Configure Spark connection settings in your project's `metadata.yaml` file:

```yaml theme={"system"}
spark_config:
  # Application name
  app_name: 'my spark app'
  # Master URL to connect to Spark on Kubernetes
  # For Kubernetes native mode:
  spark_master: 'k8s://https://kubernetes.default.svc:443'
  # Or for standalone Spark cluster in Kubernetes:
  # spark_master: 'spark://spark-master-service:7077'
  
  # Executor environment variables
  executor_env: {}
  
  # Jar files to be uploaded to the cluster and added to the classpath
  spark_jars: []
  
  # Path where Spark is installed on worker nodes (if applicable)
  spark_home: null
  
  # Additional Spark configuration options
  others:
    spark.executor.memory: '4g'
    spark.executor.cores: '2'
    spark.kubernetes.namespace: 'default'
    spark.kubernetes.container.image: 'your-spark-image:tag'
```

### Option 2: Configure via Environment Variable

Alternatively, you can set the `SPARK_MASTER_HOST` environment variable in your Mage Pro workspace configuration:

* For Kubernetes native mode: `SPARK_MASTER_HOST=k8s://https://kubernetes.default.svc:443`
* For standalone Spark cluster: `SPARK_MASTER_HOST=spark://spark-master-service:7077`

### Setting Up Spark on Kubernetes

If you need to deploy Spark on Kubernetes first, you can use Helm:

```bash theme={"system"}
# Add the Bitnami Helm repository
helm repo add bitnami https://charts.bitnami.com/bitnami

# Install Spark cluster
helm install my-spark bitnami/spark

# Get the Spark master service URL
kubectl get svc my-spark-spark-master-svc
```

Then use the service URL in your `spark_master` configuration.

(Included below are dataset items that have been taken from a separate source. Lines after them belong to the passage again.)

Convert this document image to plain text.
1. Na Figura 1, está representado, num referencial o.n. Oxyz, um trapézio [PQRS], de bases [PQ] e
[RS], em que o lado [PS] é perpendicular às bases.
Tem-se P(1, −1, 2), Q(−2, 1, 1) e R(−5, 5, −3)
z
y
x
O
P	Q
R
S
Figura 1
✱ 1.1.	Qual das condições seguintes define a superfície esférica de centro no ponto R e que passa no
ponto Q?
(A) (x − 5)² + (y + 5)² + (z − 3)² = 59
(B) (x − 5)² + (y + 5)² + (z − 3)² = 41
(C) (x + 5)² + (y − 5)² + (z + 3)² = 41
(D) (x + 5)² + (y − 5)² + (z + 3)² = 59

For example:

* Service name: `my-spark-spark-master-svc`
* Port: `7077`
* Configuration: `spark_master: 'spark://my-spark-spark-master-svc:7077'`

### Using Spark in Your Code

Once configured, you can use Spark in your pipeline blocks:

```python theme={"system"}
from pyspark.sql import SparkSession

# SparkSession will automatically use the configuration from metadata.yaml
spark = SparkSession.builder.getOrCreate()

# Your Spark operations here
df = spark.read.csv("your-data.csv")
```

The Spark session will automatically connect to your configured Kubernetes Spark cluster.

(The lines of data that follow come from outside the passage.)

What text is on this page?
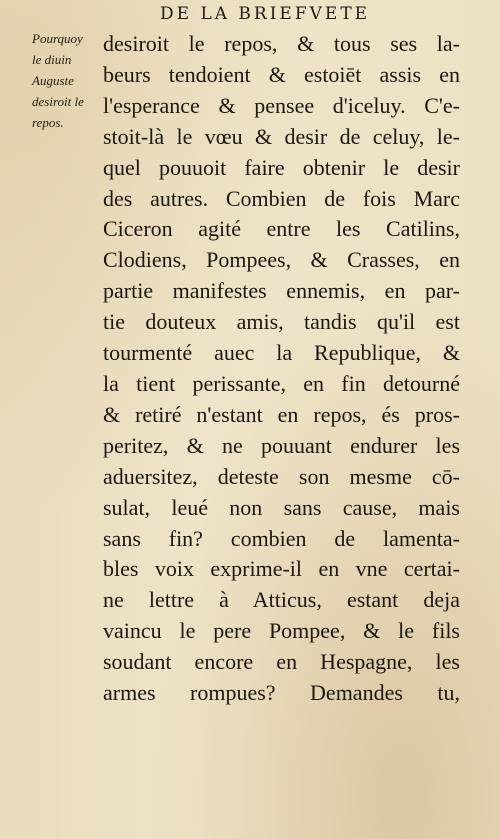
DE LA BRIEFVETE
Pourquoy
le diuin
Auguste
desiroit le
repos.
desiroit le repos, & tous ses la-
beurs tendoient & estoiēt assis en
l'esperance & pensee d'iceluy. C'e-
stoit-là le vœu & desir de celuy, le-
quel pouuoit faire obtenir le desir
des autres. Combien de fois Marc
Ciceron agité entre les Catilins,
Clodiens, Pompees, & Crasses, en
partie manifestes ennemis, en par-
tie douteux amis, tandis qu'il est
tourmenté auec la Republique, &
la tient perissante, en fin detourné
& retiré n'estant en repos, és pros-
peritez, & ne pouuant endurer les
aduersitez, deteste son mesme cō-
sulat, leué non sans cause, mais
sans fin? combien de lamenta-
bles voix exprime-il en vne certai-
ne lettre à Atticus, estant deja
vaincu le pere Pompee, & le fils
soudant encore en Hespagne, les
armes rompues? Demandes tu,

## Benefits of Running PySpark in Mage Pro

Mage Pro handles all the infrastructure so you can focus on your PySpark code:

* ⚙️ Distributed execution with automatic pod scheduling and resource allocation
* ☁️ Seamless cloud integration with GCS, S3, and service account/IAM-based authentication
* 🧩 Support for Spark JARs and connectors like Apache Iceberg, GCS connectors, Delta Lake, and more
* 📈 Built-in observability, with access to logs, resource usage, and block-level monitoring in the Mage UI

## Notes

* You can customize the `SparkSession` in any block using `.builder.config(...)` to tune performance or integrate external tools.
* Cloud storage credentials (e.g., a GCP service account key or AWS credentials) must be mounted and accessible inside the Mage Pro cluster.
* For advanced use cases (e.g., Apache Iceberg), see the [Iceberg + PySpark guide](/integrations/databases/Iceberg#using-iceberg-with-pyspark).